Lions could find playmaking cornerbacks, depth outside NFL draft’s first round

Detroit News

Indianapolis — With all due respect to Amani Oruwariye’s six-interception season in 2021, it’s been a minute since the Detroit Lions have had a consistent, playmaking cornerback on the roster.

Since trading Darius Slay to the Philadelphia Eagles following the 2019 season, the team hasn’t been able to find a guy at that position capable of steadily racking up pass breakups and interceptions.

So, with the team perceived to be on the hunt for an upgrade at the position this offseason, it’s easy to imagine finding a corner capable of generating turnovers being a priority. After all, the Lions haven’t finished in the top half of the league in interceptions since 2017, when Slay paced the NFL with eight picks.

At the NFL Scouting Combine this week, two of the best playmakers from this draft class, Mississippi State’s Emmanuel Forbes and Utah’s Clark Phillips III fielded media questions from side-by-side podiums. Between them, they intercepted a dozen passes last season, both crediting their film-study habits as a key component to their success.

Neither is being mentioned among the top three or four at the position, but each could sneak into the back end of the first round come April, particularly if they test well at the Combine and/or their pro day. But realistically, largely due to concerns with their size, both are likely Day-2 prospects.

Even before Forbes listed him as a mentor and the player he modeled his game after, the mind drifts to Slay when looking at Forbes. They’re around the same height, both long, played at the same college and projected to come off the board in the same range during their respective drafts. The Lions snagged Slay in the early stages of the second round in 2013.

A common football cliché is cornerbacks are former receivers who couldn’t catch, but that doesn’t apply to Forbes. He intercepted 14 passes across three seasons for the Bulldogs. According to him, his transition from offense to defense was centered around a desire to get away from taking hits to being the one delivering them. The downside, and probably one of the key factors anchoring the 6-foot-1 Forbes’ stock, is he weighed just 166 pounds at the Combine.

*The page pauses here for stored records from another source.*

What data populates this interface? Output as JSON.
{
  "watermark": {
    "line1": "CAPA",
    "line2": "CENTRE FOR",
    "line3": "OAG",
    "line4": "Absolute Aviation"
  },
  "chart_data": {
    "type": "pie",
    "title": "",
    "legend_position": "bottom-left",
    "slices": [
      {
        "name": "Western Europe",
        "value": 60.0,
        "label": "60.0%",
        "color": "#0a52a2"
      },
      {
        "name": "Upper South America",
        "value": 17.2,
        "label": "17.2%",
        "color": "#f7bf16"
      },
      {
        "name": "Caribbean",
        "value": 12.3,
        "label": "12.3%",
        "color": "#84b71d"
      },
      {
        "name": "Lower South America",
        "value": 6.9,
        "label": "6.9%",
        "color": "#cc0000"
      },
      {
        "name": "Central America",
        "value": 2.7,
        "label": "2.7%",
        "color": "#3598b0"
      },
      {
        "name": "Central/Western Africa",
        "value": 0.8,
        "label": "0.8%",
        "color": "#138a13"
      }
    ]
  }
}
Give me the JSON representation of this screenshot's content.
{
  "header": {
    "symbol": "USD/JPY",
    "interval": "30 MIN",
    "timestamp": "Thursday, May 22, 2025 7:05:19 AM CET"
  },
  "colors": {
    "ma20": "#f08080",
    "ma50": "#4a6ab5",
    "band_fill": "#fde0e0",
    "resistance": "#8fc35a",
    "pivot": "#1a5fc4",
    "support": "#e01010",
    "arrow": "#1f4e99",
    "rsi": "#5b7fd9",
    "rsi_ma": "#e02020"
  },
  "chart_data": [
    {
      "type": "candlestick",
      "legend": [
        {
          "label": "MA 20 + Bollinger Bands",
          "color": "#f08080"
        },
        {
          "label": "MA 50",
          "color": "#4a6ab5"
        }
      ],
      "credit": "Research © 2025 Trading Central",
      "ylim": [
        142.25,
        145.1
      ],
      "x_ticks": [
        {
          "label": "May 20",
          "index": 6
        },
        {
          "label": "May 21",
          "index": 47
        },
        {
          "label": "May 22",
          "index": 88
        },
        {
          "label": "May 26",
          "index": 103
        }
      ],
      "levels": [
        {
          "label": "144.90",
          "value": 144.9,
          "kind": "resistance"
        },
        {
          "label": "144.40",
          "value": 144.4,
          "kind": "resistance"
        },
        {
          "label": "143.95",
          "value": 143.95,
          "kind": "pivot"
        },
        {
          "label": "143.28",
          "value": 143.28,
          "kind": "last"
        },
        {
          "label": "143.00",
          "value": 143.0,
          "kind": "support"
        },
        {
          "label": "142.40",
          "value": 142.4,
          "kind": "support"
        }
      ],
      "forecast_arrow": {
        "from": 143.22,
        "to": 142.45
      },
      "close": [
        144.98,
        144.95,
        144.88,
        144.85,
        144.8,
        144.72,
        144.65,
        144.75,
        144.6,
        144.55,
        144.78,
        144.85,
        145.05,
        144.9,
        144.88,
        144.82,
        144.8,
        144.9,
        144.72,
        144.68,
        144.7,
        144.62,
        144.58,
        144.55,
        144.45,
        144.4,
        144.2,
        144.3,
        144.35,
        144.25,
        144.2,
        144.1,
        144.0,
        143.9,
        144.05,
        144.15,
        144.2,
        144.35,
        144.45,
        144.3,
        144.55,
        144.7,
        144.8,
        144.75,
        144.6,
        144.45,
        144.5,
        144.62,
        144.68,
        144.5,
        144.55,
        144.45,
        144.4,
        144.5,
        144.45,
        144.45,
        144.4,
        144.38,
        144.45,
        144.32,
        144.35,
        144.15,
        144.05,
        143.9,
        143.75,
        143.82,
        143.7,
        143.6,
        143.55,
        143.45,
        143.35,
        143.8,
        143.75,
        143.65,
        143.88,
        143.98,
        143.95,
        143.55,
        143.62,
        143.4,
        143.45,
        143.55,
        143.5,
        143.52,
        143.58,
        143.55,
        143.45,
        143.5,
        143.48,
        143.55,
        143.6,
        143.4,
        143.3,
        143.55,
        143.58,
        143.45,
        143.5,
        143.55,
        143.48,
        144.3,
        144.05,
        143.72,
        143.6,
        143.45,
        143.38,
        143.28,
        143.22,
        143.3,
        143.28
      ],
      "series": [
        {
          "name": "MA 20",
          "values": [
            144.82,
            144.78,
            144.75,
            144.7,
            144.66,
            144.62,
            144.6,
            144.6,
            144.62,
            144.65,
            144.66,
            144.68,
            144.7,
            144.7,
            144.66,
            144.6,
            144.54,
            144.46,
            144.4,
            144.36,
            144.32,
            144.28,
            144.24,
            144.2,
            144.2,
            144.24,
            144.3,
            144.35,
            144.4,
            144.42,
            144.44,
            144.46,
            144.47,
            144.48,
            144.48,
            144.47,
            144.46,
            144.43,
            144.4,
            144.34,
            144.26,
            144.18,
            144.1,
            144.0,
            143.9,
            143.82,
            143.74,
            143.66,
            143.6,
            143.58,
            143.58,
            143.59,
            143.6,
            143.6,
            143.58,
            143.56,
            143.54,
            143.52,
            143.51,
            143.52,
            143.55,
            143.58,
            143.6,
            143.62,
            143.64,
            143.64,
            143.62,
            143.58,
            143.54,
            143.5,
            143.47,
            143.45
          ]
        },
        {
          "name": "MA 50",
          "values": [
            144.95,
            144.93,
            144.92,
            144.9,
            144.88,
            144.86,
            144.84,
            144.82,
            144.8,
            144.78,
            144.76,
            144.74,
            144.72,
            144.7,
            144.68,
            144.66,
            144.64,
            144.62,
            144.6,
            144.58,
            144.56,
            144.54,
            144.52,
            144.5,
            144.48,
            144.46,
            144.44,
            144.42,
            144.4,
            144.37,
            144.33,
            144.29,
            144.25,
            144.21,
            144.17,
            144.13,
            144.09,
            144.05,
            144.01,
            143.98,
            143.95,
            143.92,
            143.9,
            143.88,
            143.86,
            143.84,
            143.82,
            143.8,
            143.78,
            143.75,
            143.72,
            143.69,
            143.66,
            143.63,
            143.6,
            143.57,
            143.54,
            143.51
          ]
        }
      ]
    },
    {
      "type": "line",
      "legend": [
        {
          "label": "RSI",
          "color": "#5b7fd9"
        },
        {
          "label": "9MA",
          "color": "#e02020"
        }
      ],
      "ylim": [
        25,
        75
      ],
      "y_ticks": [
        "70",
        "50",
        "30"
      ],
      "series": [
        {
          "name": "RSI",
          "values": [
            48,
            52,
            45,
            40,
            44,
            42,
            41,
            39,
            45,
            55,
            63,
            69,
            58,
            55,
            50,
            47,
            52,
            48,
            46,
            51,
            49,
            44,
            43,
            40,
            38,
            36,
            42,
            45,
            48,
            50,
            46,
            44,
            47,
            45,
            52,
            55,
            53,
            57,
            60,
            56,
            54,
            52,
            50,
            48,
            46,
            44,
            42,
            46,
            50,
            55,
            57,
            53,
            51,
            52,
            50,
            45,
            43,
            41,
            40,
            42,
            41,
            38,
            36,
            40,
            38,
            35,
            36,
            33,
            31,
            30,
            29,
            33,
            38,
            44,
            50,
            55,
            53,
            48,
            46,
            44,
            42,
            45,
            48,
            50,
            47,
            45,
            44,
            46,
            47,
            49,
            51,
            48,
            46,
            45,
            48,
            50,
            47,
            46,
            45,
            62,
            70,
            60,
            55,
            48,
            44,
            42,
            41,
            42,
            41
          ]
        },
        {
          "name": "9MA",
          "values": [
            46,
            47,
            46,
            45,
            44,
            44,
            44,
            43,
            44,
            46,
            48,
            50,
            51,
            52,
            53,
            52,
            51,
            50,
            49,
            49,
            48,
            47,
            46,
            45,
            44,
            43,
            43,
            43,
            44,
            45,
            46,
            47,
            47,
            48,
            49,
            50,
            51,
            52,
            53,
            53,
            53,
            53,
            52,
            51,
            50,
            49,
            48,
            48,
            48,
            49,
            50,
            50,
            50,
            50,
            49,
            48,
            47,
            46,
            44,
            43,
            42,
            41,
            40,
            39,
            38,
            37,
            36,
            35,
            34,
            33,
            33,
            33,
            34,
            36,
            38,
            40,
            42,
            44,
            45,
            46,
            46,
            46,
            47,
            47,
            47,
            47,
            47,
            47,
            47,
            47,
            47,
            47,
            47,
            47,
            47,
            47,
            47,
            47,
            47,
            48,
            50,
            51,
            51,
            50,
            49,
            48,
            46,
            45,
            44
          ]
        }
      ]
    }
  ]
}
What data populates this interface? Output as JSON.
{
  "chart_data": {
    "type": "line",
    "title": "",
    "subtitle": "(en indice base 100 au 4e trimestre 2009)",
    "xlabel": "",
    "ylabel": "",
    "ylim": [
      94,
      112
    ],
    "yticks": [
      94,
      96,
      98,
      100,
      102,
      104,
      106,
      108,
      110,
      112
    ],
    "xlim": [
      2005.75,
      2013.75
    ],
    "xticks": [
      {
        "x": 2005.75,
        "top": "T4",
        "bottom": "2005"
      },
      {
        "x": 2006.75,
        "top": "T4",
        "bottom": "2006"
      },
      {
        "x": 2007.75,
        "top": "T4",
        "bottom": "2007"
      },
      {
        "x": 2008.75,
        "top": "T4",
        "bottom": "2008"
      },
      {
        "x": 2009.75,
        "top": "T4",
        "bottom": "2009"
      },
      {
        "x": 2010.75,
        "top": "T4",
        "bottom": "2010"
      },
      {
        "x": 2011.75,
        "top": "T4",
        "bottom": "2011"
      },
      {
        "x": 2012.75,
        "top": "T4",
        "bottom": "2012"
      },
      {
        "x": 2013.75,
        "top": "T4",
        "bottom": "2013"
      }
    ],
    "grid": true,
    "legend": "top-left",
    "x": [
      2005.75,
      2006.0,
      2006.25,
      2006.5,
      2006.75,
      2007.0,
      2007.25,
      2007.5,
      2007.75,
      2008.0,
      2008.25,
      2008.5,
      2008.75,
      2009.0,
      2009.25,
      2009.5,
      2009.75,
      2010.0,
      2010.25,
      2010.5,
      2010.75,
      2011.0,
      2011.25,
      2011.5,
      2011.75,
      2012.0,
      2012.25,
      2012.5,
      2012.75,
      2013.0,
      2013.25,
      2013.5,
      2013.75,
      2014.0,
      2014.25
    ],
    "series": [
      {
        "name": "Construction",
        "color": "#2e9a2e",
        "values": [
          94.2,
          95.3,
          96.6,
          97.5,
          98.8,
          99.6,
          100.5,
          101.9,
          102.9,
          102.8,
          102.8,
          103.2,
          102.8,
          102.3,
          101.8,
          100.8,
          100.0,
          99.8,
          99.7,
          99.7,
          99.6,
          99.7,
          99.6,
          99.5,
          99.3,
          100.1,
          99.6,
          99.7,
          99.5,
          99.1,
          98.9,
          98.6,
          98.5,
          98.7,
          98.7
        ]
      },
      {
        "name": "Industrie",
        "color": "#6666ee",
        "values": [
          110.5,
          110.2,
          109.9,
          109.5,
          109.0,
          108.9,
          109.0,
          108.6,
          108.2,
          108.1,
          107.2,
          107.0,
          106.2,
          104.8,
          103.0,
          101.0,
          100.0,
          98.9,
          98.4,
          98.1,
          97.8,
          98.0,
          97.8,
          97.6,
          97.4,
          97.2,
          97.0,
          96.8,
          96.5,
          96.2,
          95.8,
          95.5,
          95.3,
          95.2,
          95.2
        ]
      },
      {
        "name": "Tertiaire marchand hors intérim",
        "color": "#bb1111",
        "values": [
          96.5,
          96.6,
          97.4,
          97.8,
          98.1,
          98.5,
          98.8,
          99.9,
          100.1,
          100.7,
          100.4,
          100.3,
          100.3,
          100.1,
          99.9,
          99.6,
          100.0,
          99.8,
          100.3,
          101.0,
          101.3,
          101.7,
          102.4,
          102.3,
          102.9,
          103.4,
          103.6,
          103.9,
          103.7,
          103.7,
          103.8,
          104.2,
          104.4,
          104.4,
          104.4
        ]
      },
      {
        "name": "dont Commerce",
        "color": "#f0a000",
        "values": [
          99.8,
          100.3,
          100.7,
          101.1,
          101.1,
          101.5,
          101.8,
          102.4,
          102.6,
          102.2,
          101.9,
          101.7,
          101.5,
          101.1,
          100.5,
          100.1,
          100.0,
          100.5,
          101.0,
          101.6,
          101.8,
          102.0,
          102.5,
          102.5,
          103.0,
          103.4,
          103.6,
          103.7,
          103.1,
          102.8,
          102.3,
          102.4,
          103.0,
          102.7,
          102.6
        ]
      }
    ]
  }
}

If Forbes gives off vibes of Slay, it’s not a stretch to suggest Phillips could remind Lions fans of Quandre Diggs, another playmaking defensive back the team traded away during coach Matt Patricia’s time with the franchise.

Admittedly, that loose comparison is based more on the two players’ size, and chip-on-the-shoulder demeanor, than their playing style. Phillips is listed at 5-foot-10, but that measurement hardly impacted his ability to get his hands on throws. Stanford quarterback Tanner McKee called him one of the best cornerbacks he faced in college.

“He flipped his hips,” McKee said. “Felt like he was able to disguise what he was going to do, and what the defense was doing, very well.”

Phillips also brings versatility. Primarily an outside corner, he’d line up a full game in the slot for some matchups. He said he’d have no reservations about being a nickel back at the next level, if that’s what the team that drafts him feels is his best fit.

Lions defensive coordinator Aaron Glenn, who played cornerback for more than a decade in the NFL, said he’s yet to study this year’s group of prospects, preferring to save the position for last. But, he laid out the initial thing he’s looking for in a young corner.

“The first thing is personality. Like, how do they come in? How confident are they?” Glenn said. “I can tell right off the top if this is one of the guys that’s going to get after it, because of just the way he operates. There is a certain aura about him.

“…That shows up,” Glenn said. “And they can’t help themselves. Speaking from experience, they can’t hide it. And I think that’s one thing sometimes people miss on, they don’t look at that.”